TITLE:
Total RNA Degradation in Vitro and in Vivo by Glutamate Dehydrogenase-Synthesized RNA Enzyme: Biotechnological Applications
AUTHORS:
Godson O. Osuji, Wenceslaus C. Madu, Paul M. Johnson
KEYWORDS:
Arachis hypogaea, Limited Resource Farmers, Stoichiometric Salt Mixes, GDH Isoenzyme Purification, Nongenetic Code-Based RNA, Electrophoresis, DNA:RNA Hybrids
JOURNAL NAME:
Advances in Bioscience and Biotechnology,
Vol.10 No.4,
April
15,
2019
ABSTRACT: Glutamate dehydrogenase regulates
crop development, growth, and biomass yield through its synthesis of
non-genetic code-based RNA. Understanding the mechanism of GDH-synthesized RNA
enzyme would enhance the agriculture
innovation capacity of the more than a billion urban gardeners, smallholder, and limited resources indigenous farmers. Different metabolic
variants were prepared by treating peanut growing on healthy soil with
stoichiometric mixes of mineral salt solutions. Peanut GDH charge isomers were
purified to homogeneity by electrophoresis, and made to synthesize RNA enzyme.
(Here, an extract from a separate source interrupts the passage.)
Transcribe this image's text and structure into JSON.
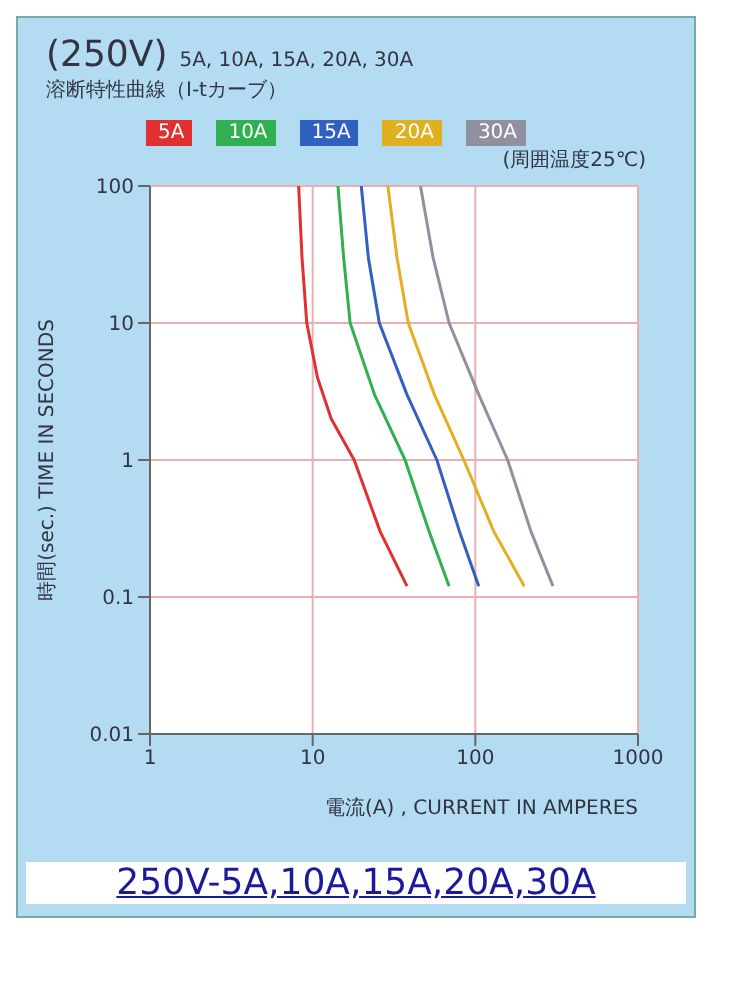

Peanut total RNA was 5’-end labeled with [γ-32P]ATP
and made to react as substrate in vitro with GDH-synthesized RNA from another metabolic variant of peanut. Agarose, and
polyacrylamide gel electrophoresis of the reaction products showed that tRNA,
rRNA, and most of the mRNAs were degraded to mononucleotides, but total RNAs
that were not mixed with GDH-synthesized RNAs were not degraded. When the
non-homologous sequence sections of the GDH-synthesized RNA were clipped out,
the homologous sections failed to produce Northern bands with peanut total RNA.
Therefore, the non-homologous sequence
sections served to identify, position, and align the GDH-synthesized RNA to its
target total RNA site independent of genetic code; the degradation of total RNA
being via non-canonical base alignments in the enzyme-substrate complex,
followed by electromagnetic destruction of the total RNA, the less stable of
the two kinds of RNA. This is the science-based corner stone that buttresses
the crop production efforts of limited resources farmers because
GDH-synthesized RNAs quickly degrade superfluous total RNA of the crop in
response to the soil mineral nutrient deficiencies thereby minimizing wastage
of metabolic energy in the synthesis of unnecessary protein enzymes while
optimizing biomass metabolism, crop growth, and maximum crop yields. In vitro hydrolysis of total RNA by
GDH-synthesized RNA is the game changing, prototype, R&D methods for
cleansing sick total RNA from cells, tissues, and whole organisms.